Benefits of Gaining Home Equity
- Homeowners can use home equity as a financial cushion during times of fluctuating home values.
- Once the borrower has built up at least 20 percent equity in the home, the lender can cancel mortgage insurance upon request.
- In other instances, borrowers can use their home equity as security on loans or cash lines of credit.
How to Build Home Equity
One of the main ways by which homeowners can build equity is to increase monthly payments on the principal of the mortgage, shortening the time to pay off the loan while increasing their percentage of ownership. The percentage of ownership reflects the amount of equity in the home. Along the same lines, borrowers can arrange to make lump-sum repayments when they have the cash.
The second most-popular option is to refinance the mortgage at either a better rate or shorter term. By crunching the numbers, borrowers can get a handle on how quickly and affordably they can build equity. Before searching for competitive refinancing offers, they can use LendingTree’s Loan Calculator to estimate monthly payments.

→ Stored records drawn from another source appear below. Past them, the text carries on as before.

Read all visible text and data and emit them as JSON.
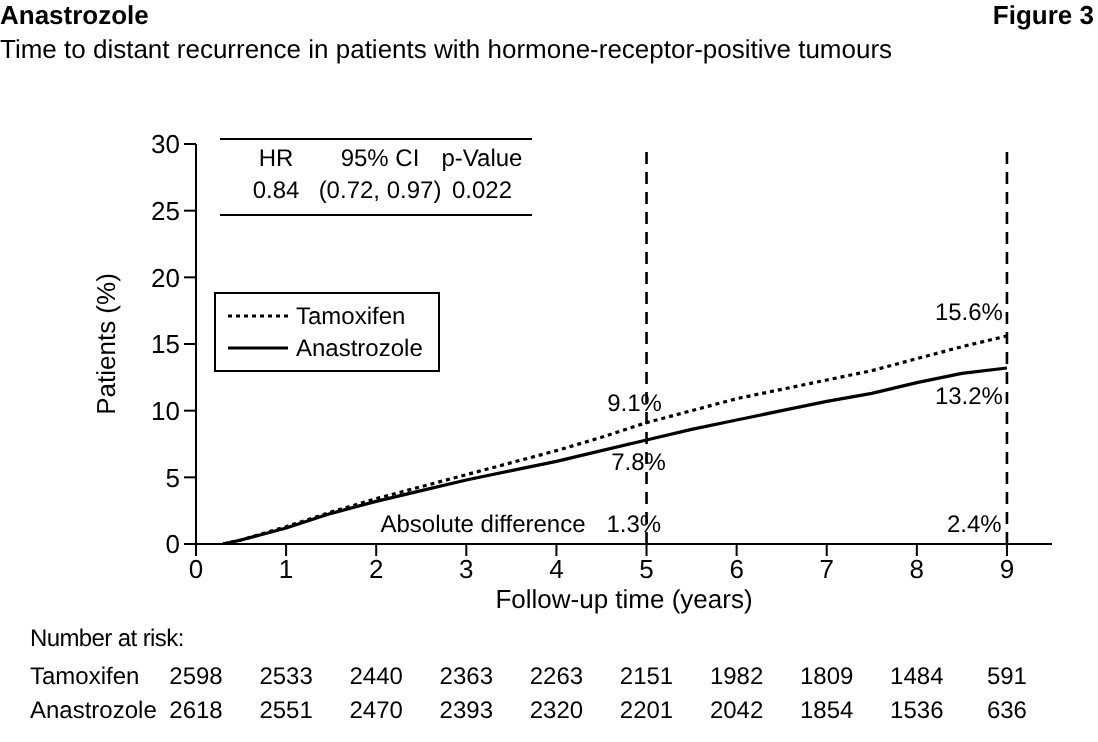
{
  "chart_data": {
    "type": "line",
    "title": "Anastrozole",
    "subtitle": "Time to distant recurrence in patients with hormone-receptor-positive tumours",
    "xlabel": "Follow-up time (years)",
    "ylabel": "Patients (%)",
    "x": [
      0.3,
      0.5,
      1,
      1.5,
      2,
      2.5,
      3,
      3.5,
      4,
      4.5,
      5,
      5.5,
      6,
      6.5,
      7,
      7.5,
      8,
      8.5,
      9
    ],
    "series": [
      {
        "name": "Tamoxifen",
        "color": "#000000",
        "line_style": "dotted",
        "values": [
          0,
          0.3,
          1.3,
          2.4,
          3.4,
          4.3,
          5.2,
          6.1,
          7.0,
          8.0,
          9.1,
          10.0,
          10.9,
          11.6,
          12.3,
          13.0,
          13.9,
          14.8,
          15.6
        ]
      },
      {
        "name": "Anastrozole",
        "color": "#000000",
        "line_style": "solid",
        "values": [
          0,
          0.3,
          1.2,
          2.3,
          3.2,
          4.0,
          4.8,
          5.5,
          6.2,
          7.0,
          7.8,
          8.6,
          9.3,
          10.0,
          10.7,
          11.3,
          12.1,
          12.8,
          13.2
        ]
      }
    ],
    "xlim": [
      0,
      9.5
    ],
    "xticks": [
      0,
      1,
      2,
      3,
      4,
      5,
      6,
      7,
      8,
      9
    ],
    "ylim": [
      0,
      30
    ],
    "yticks": [
      0,
      5,
      10,
      15,
      20,
      25,
      30
    ],
    "grid": false,
    "legend": "top left",
    "ref_lines": [
      {
        "axis": "x",
        "value": 5,
        "line_style": "dashed",
        "color": "#000000"
      },
      {
        "axis": "x",
        "value": 9,
        "line_style": "dashed",
        "color": "#000000"
      }
    ],
    "annotations": [
      "Figure 3",
      "HR",
      "95% CI",
      "p-Value",
      "0.84",
      "(0.72, 0.97)",
      "0.022",
      "9.1%",
      "7.8%",
      "1.3%",
      "15.6%",
      "13.2%",
      "2.4%",
      "Absolute difference",
      "Number at risk:",
      "Tamoxifen",
      "2598",
      "2533",
      "2440",
      "2363",
      "2263",
      "2151",
      "1982",
      "1809",
      "1484",
      "591",
      "Anastrozole",
      "2618",
      "2551",
      "2470",
      "2393",
      "2320",
      "2201",
      "2042",
      "1854",
      "1536",
      "636"
    ]
  }
}
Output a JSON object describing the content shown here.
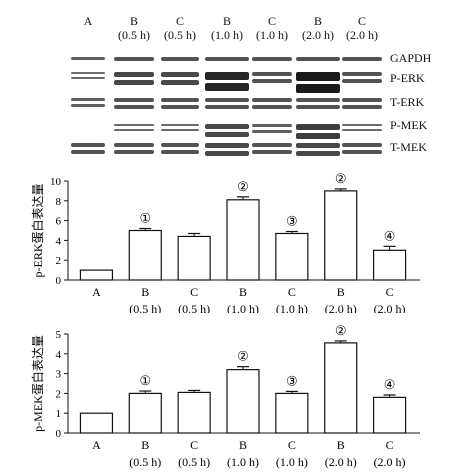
{
  "blot": {
    "lanes": [
      {
        "name": "A",
        "time": ""
      },
      {
        "name": "B",
        "time": "(0.5 h)"
      },
      {
        "name": "C",
        "time": "(0.5 h)"
      },
      {
        "name": "B",
        "time": "(1.0 h)"
      },
      {
        "name": "C",
        "time": "(1.0 h)"
      },
      {
        "name": "B",
        "time": "(2.0 h)"
      },
      {
        "name": "C",
        "time": "(2.0 h)"
      }
    ],
    "proteins": [
      "GAPDH",
      "P-ERK",
      "T-ERK",
      "P-MEK",
      "T-MEK"
    ]
  },
  "chart_data": [
    {
      "type": "bar",
      "ylabel": "p-ERK蛋白表达量",
      "ylim": [
        0,
        10
      ],
      "yticks": [
        0,
        2,
        4,
        6,
        8,
        10
      ],
      "categories": [
        "A",
        "B\n(0.5 h)",
        "C\n(0.5 h)",
        "B\n(1.0 h)",
        "C\n(1.0 h)",
        "B\n(2.0 h)",
        "C\n(2.0 h)"
      ],
      "values": [
        1.0,
        5.0,
        4.4,
        8.1,
        4.7,
        9.0,
        3.0
      ],
      "errors": [
        0,
        0.2,
        0.3,
        0.3,
        0.2,
        0.2,
        0.4
      ],
      "annotations": [
        "",
        "①",
        "",
        "②",
        "③",
        "②",
        "④"
      ]
    },
    {
      "type": "bar",
      "ylabel": "p-MEK蛋白表达量",
      "ylim": [
        0,
        5
      ],
      "yticks": [
        0,
        1,
        2,
        3,
        4,
        5
      ],
      "categories": [
        "A",
        "B\n(0.5 h)",
        "C\n(0.5 h)",
        "B\n(1.0 h)",
        "C\n(1.0 h)",
        "B\n(2.0 h)",
        "C\n(2.0 h)"
      ],
      "values": [
        1.0,
        2.0,
        2.05,
        3.2,
        2.0,
        4.55,
        1.8
      ],
      "errors": [
        0,
        0.12,
        0.1,
        0.15,
        0.1,
        0.1,
        0.12
      ],
      "annotations": [
        "",
        "①",
        "",
        "②",
        "③",
        "②",
        "④"
      ]
    }
  ]
}
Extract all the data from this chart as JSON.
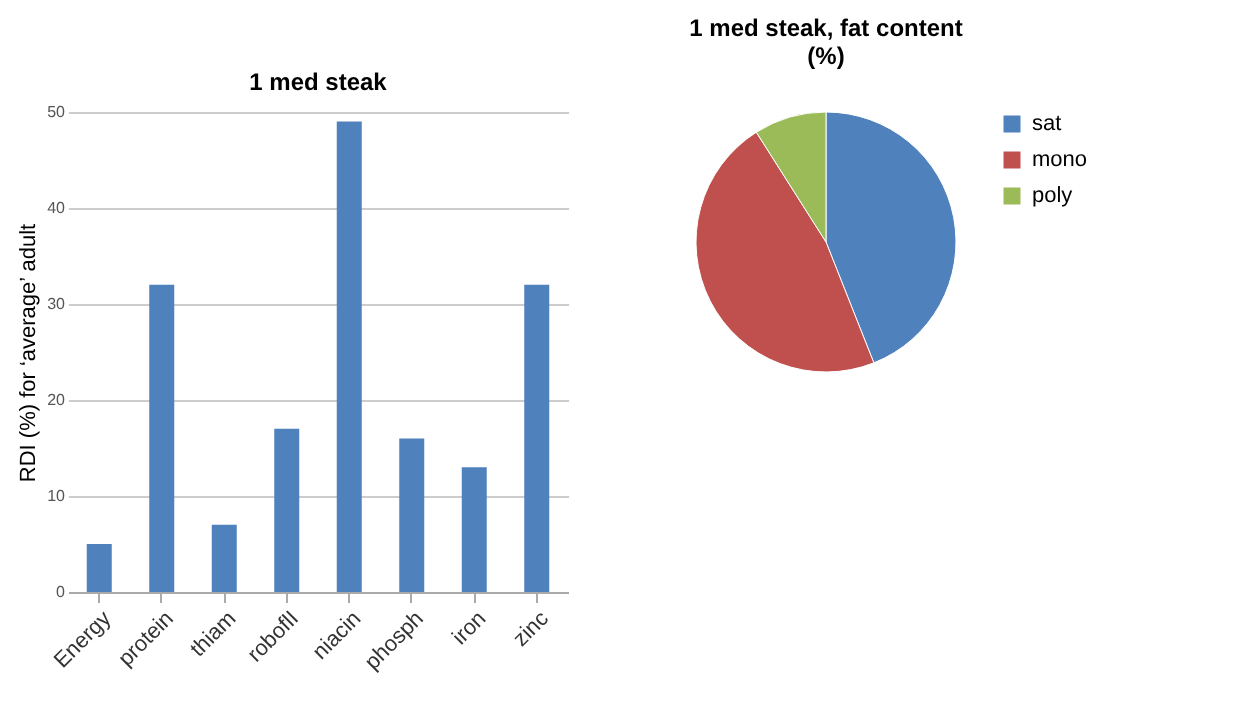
{
  "chart_data": [
    {
      "type": "bar",
      "title": "1 med steak",
      "ylabel": "RDI (%) for ‘average’ adult",
      "categories": [
        "Energy",
        "protein",
        "thiam",
        "roboflI",
        "niacin",
        "phosph",
        "iron",
        "zinc"
      ],
      "values": [
        5,
        32,
        7,
        17,
        49,
        16,
        13,
        32
      ],
      "color": "#4f81bd",
      "ylim": [
        0,
        50
      ],
      "yticks": [
        0,
        10,
        20,
        30,
        40,
        50
      ],
      "grid": "y"
    },
    {
      "type": "pie",
      "title": "1 med steak, fat content (%)",
      "categories": [
        "sat",
        "mono",
        "poly"
      ],
      "values": [
        44,
        47,
        9
      ],
      "colors": [
        "#4f81bd",
        "#c0504d",
        "#9bbb59"
      ],
      "legend": "right"
    }
  ]
}
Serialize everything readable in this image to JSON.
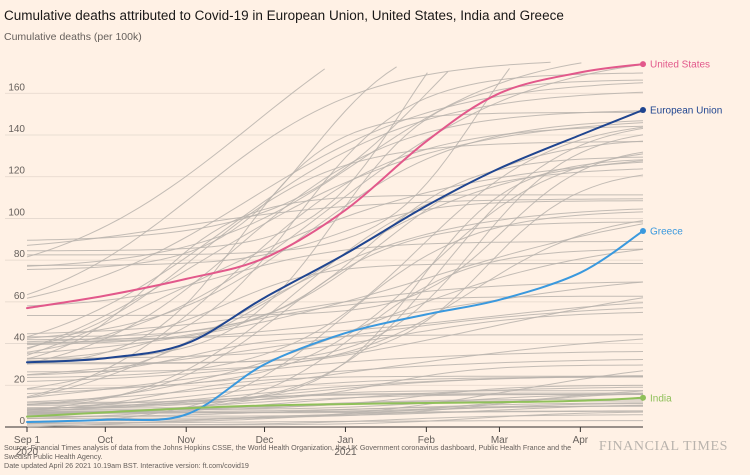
{
  "header": {
    "title": "Cumulative deaths attributed to Covid-19 in European Union, United States, India and Greece",
    "subtitle": "Cumulative deaths (per 100k)"
  },
  "footer": {
    "source": "Source: Financial Times analysis of data from the Johns Hopkins CSSE, the World Health Organization, the UK Government coronavirus dashboard, Public Health France and the Swedish Public Health Agency.",
    "updated": "Date updated April 26 2021 10.19am BST. Interactive version: ft.com/covid19",
    "brand": "FINANCIAL TIMES"
  },
  "colors": {
    "background": "#fff1e5",
    "grid": "#e3d7cc",
    "axis": "#33302e",
    "context_lines": "#b9b3ad",
    "united_states": "#e2588b",
    "european_union": "#1f4590",
    "greece": "#3a99de",
    "india": "#8fc05a"
  },
  "chart_data": {
    "type": "line",
    "title": "Cumulative deaths attributed to Covid-19 in European Union, United States, India and Greece",
    "ylabel": "Cumulative deaths (per 100k)",
    "x_range": [
      "2020-09-01",
      "2021-04-25"
    ],
    "ylim": [
      0,
      175
    ],
    "yticks": [
      0,
      20,
      40,
      60,
      80,
      100,
      120,
      140,
      160
    ],
    "xticks": [
      {
        "date": "2020-09-01",
        "label": "Sep 1",
        "sublabel": "2020"
      },
      {
        "date": "2020-10-01",
        "label": "Oct",
        "sublabel": ""
      },
      {
        "date": "2020-11-01",
        "label": "Nov",
        "sublabel": ""
      },
      {
        "date": "2020-12-01",
        "label": "Dec",
        "sublabel": ""
      },
      {
        "date": "2021-01-01",
        "label": "Jan",
        "sublabel": "2021"
      },
      {
        "date": "2021-02-01",
        "label": "Feb",
        "sublabel": ""
      },
      {
        "date": "2021-03-01",
        "label": "Mar",
        "sublabel": ""
      },
      {
        "date": "2021-04-01",
        "label": "Apr",
        "sublabel": ""
      }
    ],
    "grid": true,
    "highlighted_series": [
      {
        "name": "United States",
        "color_key": "united_states",
        "points": [
          [
            "2020-09-01",
            57
          ],
          [
            "2020-10-01",
            63
          ],
          [
            "2020-11-01",
            71
          ],
          [
            "2020-12-01",
            81
          ],
          [
            "2021-01-01",
            104
          ],
          [
            "2021-02-01",
            137
          ],
          [
            "2021-03-01",
            160
          ],
          [
            "2021-04-01",
            170
          ],
          [
            "2021-04-25",
            174
          ]
        ]
      },
      {
        "name": "European Union",
        "color_key": "european_union",
        "points": [
          [
            "2020-09-01",
            31
          ],
          [
            "2020-10-01",
            33
          ],
          [
            "2020-11-01",
            40
          ],
          [
            "2020-12-01",
            62
          ],
          [
            "2021-01-01",
            83
          ],
          [
            "2021-02-01",
            106
          ],
          [
            "2021-03-01",
            124
          ],
          [
            "2021-04-01",
            140
          ],
          [
            "2021-04-25",
            152
          ]
        ]
      },
      {
        "name": "Greece",
        "color_key": "greece",
        "points": [
          [
            "2020-09-01",
            2.4
          ],
          [
            "2020-10-01",
            3.5
          ],
          [
            "2020-11-01",
            6
          ],
          [
            "2020-12-01",
            30
          ],
          [
            "2021-01-01",
            45
          ],
          [
            "2021-02-01",
            54
          ],
          [
            "2021-03-01",
            61
          ],
          [
            "2021-04-01",
            74
          ],
          [
            "2021-04-25",
            94
          ]
        ]
      },
      {
        "name": "India",
        "color_key": "india",
        "points": [
          [
            "2020-09-01",
            5
          ],
          [
            "2020-10-01",
            7
          ],
          [
            "2020-11-01",
            9
          ],
          [
            "2020-12-01",
            10.3
          ],
          [
            "2021-01-01",
            11
          ],
          [
            "2021-02-01",
            11.5
          ],
          [
            "2021-03-01",
            11.9
          ],
          [
            "2021-04-01",
            12.6
          ],
          [
            "2021-04-25",
            14
          ]
        ]
      }
    ]
  }
}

At the same time, homeowners may need to build additional equity in order to improve the conditions of their financing through a second mortgage.
Home Equity through Improvements
Not all home repair or improvement projects bring the same rate of return on their investment. Each year, Remodeling Magazine brings out its Cost Vs. Value Report, identifying the average cost for more than 30 popular remodeling projects and how much can be recouped at the time of resale. Each report can be filtered by the homeowner by scale of the project, the cost, the region where the work will be completed, and resale value.
Be sure to consider projects that balance cost with return, especially when based on location. For example, the top project on the West Coast for 2015 was a replacement entry door, costing $1,200 and recouping 123 percent in value. It was not the top project in the Southeast, where a manufactured stone veneer costing $7,131 and recouping 122.6 percent took the top spot in ROI.
Make the Right Improvements
The legal company NOLO warns consumers against undertaking home improvement projects that can harm property values. Currently these include:
- Garage conversions
- Luxury upgrades
- Swimming pools
- Changes that don’t conform with the neighborhood scheme
Consumers considering projects should do their homework as well by city; even within metropolitan areas, projects and values can vary dramatically. Consumers may also want to speak with their financial advisors about the plusses and minuses of using home equity to apply for a home improvement loan to jumpstart increased valuation.